The next year, the crops would be planted in different fields. Washington wrote to his farm manager:
“My object is to recover the fields from the exhausted state into which they have fallen,” but two ways will enable me to accomplish this. This first is to cover them with as much manure as possible (winter and summer). The 2d a judicious succession of crops.”
While he emphasized self-reliance, Washington reveled in the latest farm tools to increase productivity and yields. In 1791, Washington and Thomas Jefferson traveled to a farm near Philadelphia to see a new threshing machine in action. Jefferson later built his own version of the machine.

Washington told Jefferson in a letter:
“If you can bring a movable threshing Machine, constructed upon simple principles to perfection, it will be among the most valuable institutions in this Country.”
Washington believed agriculture was the foundation of America’s economy and future:
“I hope some day or another, we shall become a storehouse and granary for the world.”
In his first State of the Union Address in 1790, he said:
“The advancement of agriculture, commerce and manufactures, by all proper means, will not, I trust, need recommendation.
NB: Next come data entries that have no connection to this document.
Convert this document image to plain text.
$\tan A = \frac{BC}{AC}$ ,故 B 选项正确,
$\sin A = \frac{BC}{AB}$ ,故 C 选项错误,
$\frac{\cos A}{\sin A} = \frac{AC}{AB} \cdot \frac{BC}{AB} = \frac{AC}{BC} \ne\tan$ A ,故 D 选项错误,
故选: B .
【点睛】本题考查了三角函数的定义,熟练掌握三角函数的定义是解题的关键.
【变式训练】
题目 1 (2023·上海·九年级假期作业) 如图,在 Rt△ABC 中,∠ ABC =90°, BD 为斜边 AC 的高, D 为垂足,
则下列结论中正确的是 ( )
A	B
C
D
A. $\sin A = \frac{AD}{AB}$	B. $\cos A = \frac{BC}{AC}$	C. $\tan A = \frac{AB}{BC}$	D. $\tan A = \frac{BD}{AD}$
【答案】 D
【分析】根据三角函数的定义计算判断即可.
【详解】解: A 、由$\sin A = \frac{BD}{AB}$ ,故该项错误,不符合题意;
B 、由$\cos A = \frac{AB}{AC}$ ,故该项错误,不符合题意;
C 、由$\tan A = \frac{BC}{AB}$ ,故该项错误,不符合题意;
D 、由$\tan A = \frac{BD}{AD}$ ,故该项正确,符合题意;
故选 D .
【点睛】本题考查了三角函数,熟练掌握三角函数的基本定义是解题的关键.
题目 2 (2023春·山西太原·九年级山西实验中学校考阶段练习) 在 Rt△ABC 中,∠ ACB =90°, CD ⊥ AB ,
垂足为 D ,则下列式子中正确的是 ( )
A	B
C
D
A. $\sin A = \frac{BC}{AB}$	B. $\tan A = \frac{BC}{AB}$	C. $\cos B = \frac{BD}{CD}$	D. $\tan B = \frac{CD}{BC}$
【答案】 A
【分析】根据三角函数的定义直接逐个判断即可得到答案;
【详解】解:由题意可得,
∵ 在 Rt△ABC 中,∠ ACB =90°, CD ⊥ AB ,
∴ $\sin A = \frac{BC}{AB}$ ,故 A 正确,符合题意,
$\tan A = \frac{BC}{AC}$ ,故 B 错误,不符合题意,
But I cannot forbear intimating to you the expediency of giving effectual encouragement as well to the introduction of new and useful inventions from abroad, as to the exertions of skill and genius in producing them at home…”

George Washington delivered the State of the Union message aloud.
Washington’s own farming repertoire included a threshing machine, an array of plows, drills to plant seeds, and other tools—some sent by his friend, British agriculturist Arthur Young, who thought Washington was as good a farmer as he was a general.
Just a few days before he died, Washington was absorbed in planning future operations for his farms. His zeal as a farmer was not only to succeed, but also to be the example for other farmers. He wrote:
“Nothing in my opinion would contribute more to the welfare of these States, than the proper management of our lands,” and nothing, in this State particularly, seems to be less understood. The present mode of cropping practiced among us, is destructive to landed property; and must, if persisted in much longer ultimately ruin the holders of it.”
(Excerpt from Kara LeBeau’s Writing Seminars master’s thesis, Natural Farming: A Dire Improvement Mandate and Planetary Solution Conscientious in Integrated Principles, at Johns Hopkins University.)